Wie der Atem die Aktivität des Großhirns beeinflusst
JARA-BRAIN Wissenschaftler haben festgestellt, dass Atmung und Hirnfunktion bei Mäusen stärker miteinander korrespondieren als bisher angenommen. Die Ergebnisse der Forschung wurden im international renommierten Fachmagazin „Nature Communications“ veröffentlicht.
Dr. Junji Ito arbeitet als Neurowissenschaftler in der Arbeitsgruppe "Statistical Neuroscience" bei der JARA-BRAIN Wissenschaftlerin Prof. Sonja Grün am Institut für Neurowissenschaften und Medizin im Forschungszentrum Jülich. Er hat in Zusammenarbeit mit amerikanischen Kollegen von der University of Tennessee herausgefunden, dass es eine starke Wechselwirkung zwischen dem Atemrhythmus von Mäusen und der Aktivität des Whisker Barrel Cortex gibt. Dies ist ein Areal im Gehirn von Mäusen, in dem die Signale ihrer Schnurrhaare verarbeitet werden. "Es war bereits bekannt, dass die Aktivität des Riechkolbens, also des für Gerüche zuständigen Gehirnareals, mit der Atmung korreliert. Da wir aber keinen Zusammenhang zwischen dem Whisker Barrel Cortex und der Atmung kannten, sind unsere Ergebnisse überraschend", erklärt Ito. Diese können perspektivisch auch dazu beitragen, die Rolle des Atems in der menschlichen Gehirnaktivität besser zu verstehen.
Beim Auswerten der Daten von Forschern der University of Tennessee entdeckte Ito, dass der Atemrhythmus mit der Deltafrequenz des lokalen Feldpotenzials zusammenhängt. Das Feldpotenzial entspricht der Summe der Aktivität der Synapsen in einem Kubikmillimeter Gehirn. Deltawellen sind niederfrequente (0.5-4Hz) Gehirnströme, die bei
Menschen wie auch bei Mäusen üblicherweise während des Schlafes auftreten – im Whisker Barrel Cortex von Mäusen jedoch auch im Wachzustand.
"Die Ergebnisse sind eindeutig: Mäuse atmen vier Mal pro Sekunde ein und aus, und darauf abgestimmt bilden die Deltawellen in jeder Sekunde vier Gipfel und Täler", erläutert der Jülicher Wissenschaftler.
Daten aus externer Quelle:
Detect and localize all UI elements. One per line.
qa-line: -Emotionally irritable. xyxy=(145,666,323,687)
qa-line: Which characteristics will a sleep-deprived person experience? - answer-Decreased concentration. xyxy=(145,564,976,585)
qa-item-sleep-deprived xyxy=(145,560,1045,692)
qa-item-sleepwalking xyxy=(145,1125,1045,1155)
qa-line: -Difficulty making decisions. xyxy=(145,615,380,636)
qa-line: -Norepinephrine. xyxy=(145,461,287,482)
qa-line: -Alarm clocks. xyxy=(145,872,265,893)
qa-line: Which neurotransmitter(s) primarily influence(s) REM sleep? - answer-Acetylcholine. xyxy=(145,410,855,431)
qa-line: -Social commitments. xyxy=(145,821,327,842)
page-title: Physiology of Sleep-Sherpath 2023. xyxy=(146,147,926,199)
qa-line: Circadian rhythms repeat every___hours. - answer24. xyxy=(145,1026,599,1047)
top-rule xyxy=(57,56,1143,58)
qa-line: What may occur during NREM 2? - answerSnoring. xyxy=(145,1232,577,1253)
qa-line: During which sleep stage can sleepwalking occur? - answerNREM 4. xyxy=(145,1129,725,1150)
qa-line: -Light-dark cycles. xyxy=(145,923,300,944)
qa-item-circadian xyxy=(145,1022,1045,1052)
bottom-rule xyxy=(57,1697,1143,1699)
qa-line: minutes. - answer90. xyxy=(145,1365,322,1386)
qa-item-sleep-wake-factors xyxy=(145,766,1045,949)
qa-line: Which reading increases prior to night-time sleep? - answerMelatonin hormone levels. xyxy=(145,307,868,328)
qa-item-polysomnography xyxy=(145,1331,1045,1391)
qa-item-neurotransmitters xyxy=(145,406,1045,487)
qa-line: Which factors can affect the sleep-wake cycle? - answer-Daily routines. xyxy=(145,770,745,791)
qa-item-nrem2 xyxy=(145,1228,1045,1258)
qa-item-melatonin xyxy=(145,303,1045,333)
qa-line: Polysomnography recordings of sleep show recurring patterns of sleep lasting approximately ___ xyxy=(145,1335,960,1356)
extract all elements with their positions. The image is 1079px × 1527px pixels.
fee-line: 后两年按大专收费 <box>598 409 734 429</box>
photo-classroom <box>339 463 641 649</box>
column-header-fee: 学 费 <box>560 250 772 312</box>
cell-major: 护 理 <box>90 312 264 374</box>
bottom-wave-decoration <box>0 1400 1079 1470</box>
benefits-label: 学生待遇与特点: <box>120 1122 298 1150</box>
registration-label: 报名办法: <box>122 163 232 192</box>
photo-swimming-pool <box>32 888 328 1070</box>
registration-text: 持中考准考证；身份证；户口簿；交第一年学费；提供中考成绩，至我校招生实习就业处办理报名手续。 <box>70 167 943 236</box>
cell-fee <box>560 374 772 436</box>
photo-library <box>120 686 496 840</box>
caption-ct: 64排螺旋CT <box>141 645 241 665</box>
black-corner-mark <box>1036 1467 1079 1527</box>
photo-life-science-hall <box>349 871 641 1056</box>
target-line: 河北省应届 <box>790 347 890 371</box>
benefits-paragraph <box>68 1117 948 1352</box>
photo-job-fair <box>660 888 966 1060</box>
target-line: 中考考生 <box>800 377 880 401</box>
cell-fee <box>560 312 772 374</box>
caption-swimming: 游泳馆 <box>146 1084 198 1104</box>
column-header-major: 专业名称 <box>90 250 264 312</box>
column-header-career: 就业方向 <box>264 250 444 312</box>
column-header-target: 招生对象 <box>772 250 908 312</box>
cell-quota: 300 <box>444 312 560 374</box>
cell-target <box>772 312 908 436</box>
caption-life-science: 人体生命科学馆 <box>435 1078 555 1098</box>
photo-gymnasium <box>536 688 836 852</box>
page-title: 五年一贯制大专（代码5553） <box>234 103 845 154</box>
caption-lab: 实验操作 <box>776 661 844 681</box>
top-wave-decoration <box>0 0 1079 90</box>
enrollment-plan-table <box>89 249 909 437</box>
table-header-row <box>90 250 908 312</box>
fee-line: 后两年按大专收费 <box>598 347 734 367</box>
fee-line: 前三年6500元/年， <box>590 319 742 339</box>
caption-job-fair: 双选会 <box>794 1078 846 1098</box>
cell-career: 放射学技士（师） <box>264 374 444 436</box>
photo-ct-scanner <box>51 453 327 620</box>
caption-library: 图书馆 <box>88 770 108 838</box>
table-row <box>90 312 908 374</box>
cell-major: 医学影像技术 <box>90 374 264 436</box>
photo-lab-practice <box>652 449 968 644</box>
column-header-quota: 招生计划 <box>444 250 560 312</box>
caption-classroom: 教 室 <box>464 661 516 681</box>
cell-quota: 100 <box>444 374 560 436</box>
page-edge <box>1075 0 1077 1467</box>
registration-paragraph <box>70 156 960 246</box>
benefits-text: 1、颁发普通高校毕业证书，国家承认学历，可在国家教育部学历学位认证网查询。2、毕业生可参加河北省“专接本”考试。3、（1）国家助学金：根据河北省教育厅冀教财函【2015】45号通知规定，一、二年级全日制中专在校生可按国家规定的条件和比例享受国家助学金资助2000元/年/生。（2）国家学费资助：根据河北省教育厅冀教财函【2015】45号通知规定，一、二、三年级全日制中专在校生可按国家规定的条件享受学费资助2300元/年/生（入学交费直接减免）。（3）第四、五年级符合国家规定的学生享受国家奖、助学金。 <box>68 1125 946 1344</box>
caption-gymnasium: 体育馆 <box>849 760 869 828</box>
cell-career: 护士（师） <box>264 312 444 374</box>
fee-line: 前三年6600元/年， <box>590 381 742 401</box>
Der Zusammenhang beschränkt sich dabei nicht auf Deltawellen. Ito und Kollegen konnten ebenfalls zeigen, dass im Whisker Barrel Cortex auch Gammawellen (> 30 Hz) auftreten, die gewöhnlich bei starker Konzentration oder bei Lernprozessen gemessen werden. Diese Gammawellen, so das Ergebnis der Untersuchungen, sind an die Deltawellen und an die Atmung gekoppelt.
In weiteren Experimenten konnten die Forscher darüber hinaus zeigen, dass der Luftstrom durch die Nase die Wechselbeziehungen zwischen Atmung und neuronaler Aktivität im Barrel Cortex steuert. Inwieweit sich dies auch in weiteren Hirnarealen nachweisen lässt und ob dies auch beim Menschen auftritt, wird Gegenstand künftiger Forschungsprojekte sein. Sonja Grün geht davon aus, auch beim Menschen Zusammenhänge zu finden: "Die Rolle der Atmung ist bei der Meditation schon lange bekannt. Wir hoffen, mehr darüber herauszufinden, wie der Atem auf das Denkvermögen wirkt."